In particular, I'd like to get some feedback on the argument I develop in Section 2. Most people don't seem to take modal possible-world sentences very seriously, but, if they take non-modal possible-world sentences seriously, I think they should. My main reason for thinking so is that, if basic modal sentences (e.g. ‘It is not possible that there are talking donkeys’)) are correctly analyzed as non-modal possible world sentences (i.e. ‘At no possible world, there are talking donkeys’)) (and incidentally I think they are not), then complex modal sentences (e.g. ‘It is possible that it is not possible that there are talking donkeys’)) should be analyzed as modal possible-world sentences (i.e. ‘It is possible that, at no possible world, there are talking donkeys’).

In my argument, I focus on that example and argue that, if 'It is not possible that there are talking donkeys’ is true if and only if there is no possible world at which there are talking donkeys, then ‘It is possible that it is not possible that there are talking donkeys’ is true if and only if it is possible that there is no possible world at which there are talking donkeys.

The argument for, if ‘It is possible that it is not possible that there are talking donkeys’ is true, then it is possible that there is no possible world at which there are talking donkeys goes like this.

- ‘It is possible that it is not possible that there are talking donkeys’ is true. (A)
- [It is necessary that] 'It is not possible that there are talking donkeys’ is true if and only if there is no possible world at which there are talking donkeys. (A)
- For all p, ‘It is possible that p’ is true if and only if it is possible that ‘p’ is true. (A)
- For all p and q, if [it is necessary that] p if and only if q, then it is possible that p if and only if it is possible that q. (A)
- It is possible that ‘It is not possible that there are talking donkeys’ is true. (from 1 and 4)
- It is possible that there is no possible world at which there are talking donkeys. (from 2, 3 and 5)

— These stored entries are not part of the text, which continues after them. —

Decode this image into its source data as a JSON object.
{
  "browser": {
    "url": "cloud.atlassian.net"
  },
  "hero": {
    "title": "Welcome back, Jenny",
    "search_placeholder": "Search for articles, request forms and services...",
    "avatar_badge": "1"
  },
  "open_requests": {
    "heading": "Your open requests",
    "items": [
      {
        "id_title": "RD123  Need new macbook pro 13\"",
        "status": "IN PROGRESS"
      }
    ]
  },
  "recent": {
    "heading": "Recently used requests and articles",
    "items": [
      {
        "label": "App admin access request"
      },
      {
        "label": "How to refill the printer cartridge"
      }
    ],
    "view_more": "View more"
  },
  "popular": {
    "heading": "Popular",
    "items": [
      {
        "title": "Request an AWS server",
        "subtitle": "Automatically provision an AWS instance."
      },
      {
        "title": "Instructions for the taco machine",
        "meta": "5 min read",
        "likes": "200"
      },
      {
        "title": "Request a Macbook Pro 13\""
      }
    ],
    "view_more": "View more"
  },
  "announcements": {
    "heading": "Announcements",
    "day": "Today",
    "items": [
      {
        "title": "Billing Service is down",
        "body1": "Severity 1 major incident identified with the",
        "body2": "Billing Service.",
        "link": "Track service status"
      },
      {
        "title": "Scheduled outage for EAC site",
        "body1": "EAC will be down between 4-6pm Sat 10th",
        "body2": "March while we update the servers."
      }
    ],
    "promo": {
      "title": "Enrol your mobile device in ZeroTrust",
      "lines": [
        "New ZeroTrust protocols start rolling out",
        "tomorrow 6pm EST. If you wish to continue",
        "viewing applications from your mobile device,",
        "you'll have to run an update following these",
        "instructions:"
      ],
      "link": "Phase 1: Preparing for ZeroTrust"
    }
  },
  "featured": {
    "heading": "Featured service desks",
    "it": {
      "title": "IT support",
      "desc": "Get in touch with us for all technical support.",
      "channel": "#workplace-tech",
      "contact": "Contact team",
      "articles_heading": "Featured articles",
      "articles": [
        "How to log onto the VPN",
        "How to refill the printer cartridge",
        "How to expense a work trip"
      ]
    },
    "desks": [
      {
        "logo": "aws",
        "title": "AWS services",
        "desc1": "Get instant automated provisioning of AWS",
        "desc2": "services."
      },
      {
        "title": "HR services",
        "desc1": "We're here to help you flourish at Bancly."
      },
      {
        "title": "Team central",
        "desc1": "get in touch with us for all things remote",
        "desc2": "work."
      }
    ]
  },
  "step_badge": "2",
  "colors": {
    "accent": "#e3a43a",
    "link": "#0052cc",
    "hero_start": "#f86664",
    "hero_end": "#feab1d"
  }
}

- It is possible that, at no possible world, there are talking donkeys. (A)
- [It is necessary that] 'It is not possible that there are talking donkeys’ is true if and only if at no possible world, there are talking donkeys. (A)
- For all p and q, if [it is necessary that] p if and only if q, then it is possible that p if and only if it is possible that q. (A)
- For all p, ‘It is possible that p’ is true if and only if it is possible that ‘p’ is true. (A)
- It is possible that 'It is not possible that there are talking donkeys’ is true. (1 and 4).
- 'It is possible that it is not possible that there are talking donkeys’ is true. (2, 3 and 5).